Globally, group revenue was up 12% to £806.4m, with growth driven by the group’s performance in Asia Pacific, the UK residential market, and an improved share of prime central London’s commercial market.

A highlight of the year was Savills’ sale of the Fitzroy Place development in central London to rich foreigners in a two-day selling frenzy.

The scheme, on what was the Middlesex Hospital in Mortimer Street which lies off Regent Street, has 237 luxury apartments where prices go up to £12.5m and even a parking bay costs £75,000. The scheme will not be finished until next year.

The firm says it enjoyed its largest volume of sales in just one weekend, marketing the development to buyers in Hong Kong and Singapore. It is understood that around half of the apartments sold before being offered to British buyers.

However, the group’s results for last year do refer to clear difficulties in the UK housing market, with availability of mortgage finance particularly cited. The UK residential business as a whole brought in £97m revenue, up from £95m, with little change in underlying profits at £14.7m, just below the £14.8m made in 2011.

UK residential exchanges were up 2% on the year before, but volumes in the central London market were down 7% because of last year’s changes in the Budget to Stamp Duty. Savills’ sales volumes in London were 25% below their 2007 peak.
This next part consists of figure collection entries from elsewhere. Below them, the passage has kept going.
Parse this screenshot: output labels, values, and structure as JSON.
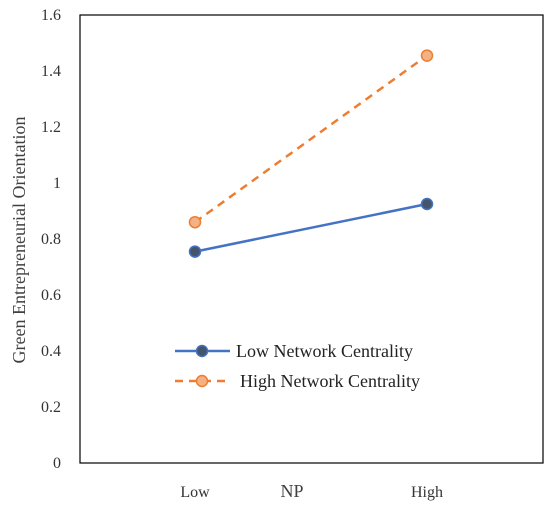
{
  "chart_data": {
    "type": "line",
    "title": "",
    "xlabel": "NP",
    "ylabel": "Green Entrepreneurial Orientation",
    "categories": [
      "Low",
      "High"
    ],
    "ylim": [
      0,
      1.6
    ],
    "yticks": [
      "0",
      "0.2",
      "0.4",
      "0.6",
      "0.8",
      "1",
      "1.2",
      "1.4",
      "1.6"
    ],
    "grid": false,
    "legend": "center",
    "series": [
      {
        "name": "Low Network Centrality",
        "values": [
          0.755,
          0.925
        ],
        "color": "#4472C4",
        "marker_color": "#44546A",
        "style": "solid"
      },
      {
        "name": "High Network Centrality",
        "values": [
          0.86,
          1.455
        ],
        "color": "#ED7D31",
        "marker_color": "#F4B183",
        "style": "dashed"
      }
    ]
  }
}
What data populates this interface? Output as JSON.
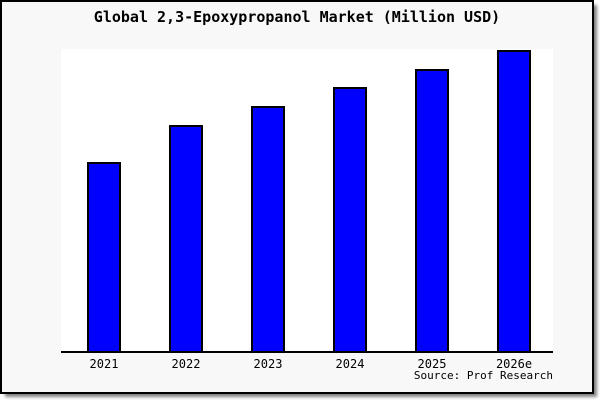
{
  "chart_data": {
    "type": "bar",
    "title": "Global 2,3-Epoxypropanol Market (Million USD)",
    "categories": [
      "2021",
      "2022",
      "2023",
      "2024",
      "2025",
      "2026e"
    ],
    "values_pct_of_plot_height": [
      62.2,
      74.3,
      80.6,
      86.8,
      92.8,
      99.0
    ],
    "series_note": "no y-axis scale or gridlines shown; values estimated as percent of plot height",
    "xlabel": "",
    "ylabel": "",
    "y_axis_labels_visible": false,
    "grid": false,
    "legend": "none",
    "bar_fill_color": "#0000ff",
    "bar_border_color": "#000000",
    "plot_background_color": "#ffffff",
    "canvas_background_color": "#f8f8f8"
  },
  "footer": {
    "source_label": "Source: Prof Research"
  }
}
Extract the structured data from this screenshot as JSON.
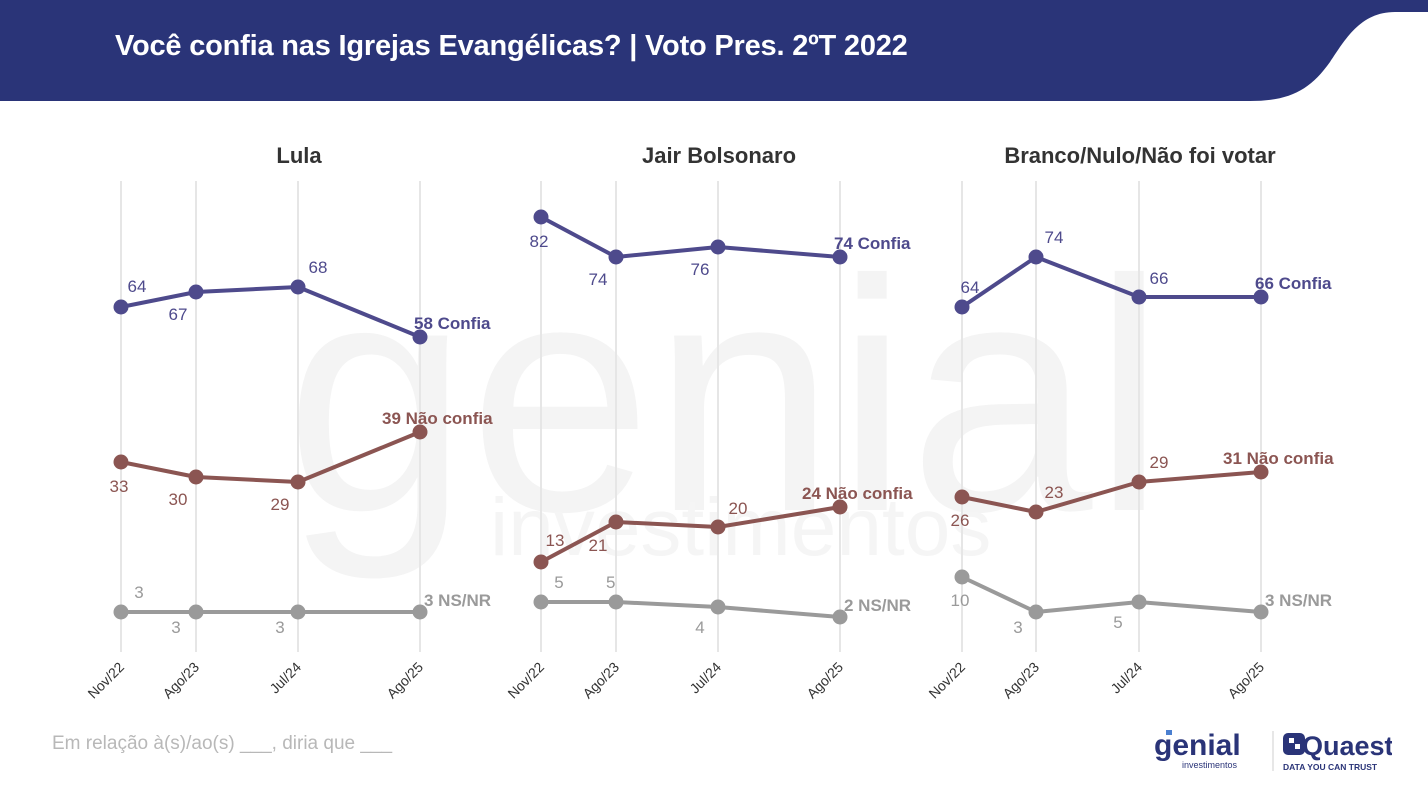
{
  "header": {
    "title": "Você confia nas Igrejas Evangélicas? | Voto Pres. 2ºT 2022",
    "background_color": "#2a3478"
  },
  "footnote": "Em relação à(s)/ao(s) ___, diria que ___",
  "logos": {
    "genial_name": "genial",
    "genial_sub": "investimentos",
    "quaest_name": "Quaest",
    "quaest_sub": "DATA YOU CAN TRUST"
  },
  "watermark": {
    "main": "genial",
    "sub": "investimentos"
  },
  "colors": {
    "confia": "#4e4a8c",
    "nao_confia": "#8b5552",
    "ns_nr": "#9a9a9a",
    "grid": "#e6e6e6"
  },
  "chart_data": [
    {
      "type": "line",
      "title": "Lula",
      "categories": [
        "Nov/22",
        "Ago/23",
        "Jul/24",
        "Ago/25"
      ],
      "xlabel": "",
      "ylabel": "",
      "series": [
        {
          "name": "Confia",
          "key": "confia",
          "values": [
            64,
            67,
            68,
            58
          ],
          "end_label": "58 Confia"
        },
        {
          "name": "Não confia",
          "key": "nao_confia",
          "values": [
            33,
            30,
            29,
            39
          ],
          "end_label": "39 Não confia"
        },
        {
          "name": "NS/NR",
          "key": "ns_nr",
          "values": [
            3,
            3,
            3,
            3
          ],
          "end_label": "3 NS/NR"
        }
      ]
    },
    {
      "type": "line",
      "title": "Jair Bolsonaro",
      "categories": [
        "Nov/22",
        "Ago/23",
        "Jul/24",
        "Ago/25"
      ],
      "xlabel": "",
      "ylabel": "",
      "series": [
        {
          "name": "Confia",
          "key": "confia",
          "values": [
            82,
            74,
            76,
            74
          ],
          "end_label": "74 Confia"
        },
        {
          "name": "Não confia",
          "key": "nao_confia",
          "values": [
            13,
            21,
            20,
            24
          ],
          "end_label": "24 Não confia"
        },
        {
          "name": "NS/NR",
          "key": "ns_nr",
          "values": [
            5,
            5,
            4,
            2
          ],
          "end_label": "2 NS/NR"
        }
      ]
    },
    {
      "type": "line",
      "title": "Branco/Nulo/Não foi votar",
      "categories": [
        "Nov/22",
        "Ago/23",
        "Jul/24",
        "Ago/25"
      ],
      "xlabel": "",
      "ylabel": "",
      "series": [
        {
          "name": "Confia",
          "key": "confia",
          "values": [
            64,
            74,
            66,
            66
          ],
          "end_label": "66 Confia"
        },
        {
          "name": "Não confia",
          "key": "nao_confia",
          "values": [
            26,
            23,
            29,
            31
          ],
          "end_label": "31 Não confia"
        },
        {
          "name": "NS/NR",
          "key": "ns_nr",
          "values": [
            10,
            3,
            5,
            3
          ],
          "end_label": "3 NS/NR"
        }
      ]
    }
  ]
}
Transaction volumes in the country were up 5% year on year, but the real star was the new homes market, where Savills saw a “significant” increase in transactions.

Savills also revealed some UK job losses, having merged its UK residential and commercial businesses on January 1 when Savills (L&P) Ltd and Savills Commercial Ltd became Savills (UK) Ltd. The merged entity is trading as Savills.

The two head offices are to be taken into one new one, in Margaret Street, London, in mid-May, with the building currently being fitted out.

The group says the benefits of the merger are “more associated with client service improvements than with cost savings”. However, the move will rationalise the firm’s leases in the UK and has “eliminated a small number of duplicated support roles”.

Jeremy Helsby, group CEO, said: “Our positions in both prime commercial and residential markets have enabled us to benefit from improving transaction volumes through 2012, particularly in the final quarter in Asia and the UK.

“We have reduced the losses in Continental Europe and our Investment Management business grew assets under management substantially.

“The changes we have made to our business over the last few years, including acquisitions, recruitment and restructuring, have improved the group’s underlying profit margin.

“We have made a strong start to 2013, particularly in the UK and Asia, and we expect to make further progress across the group in the year ahead.”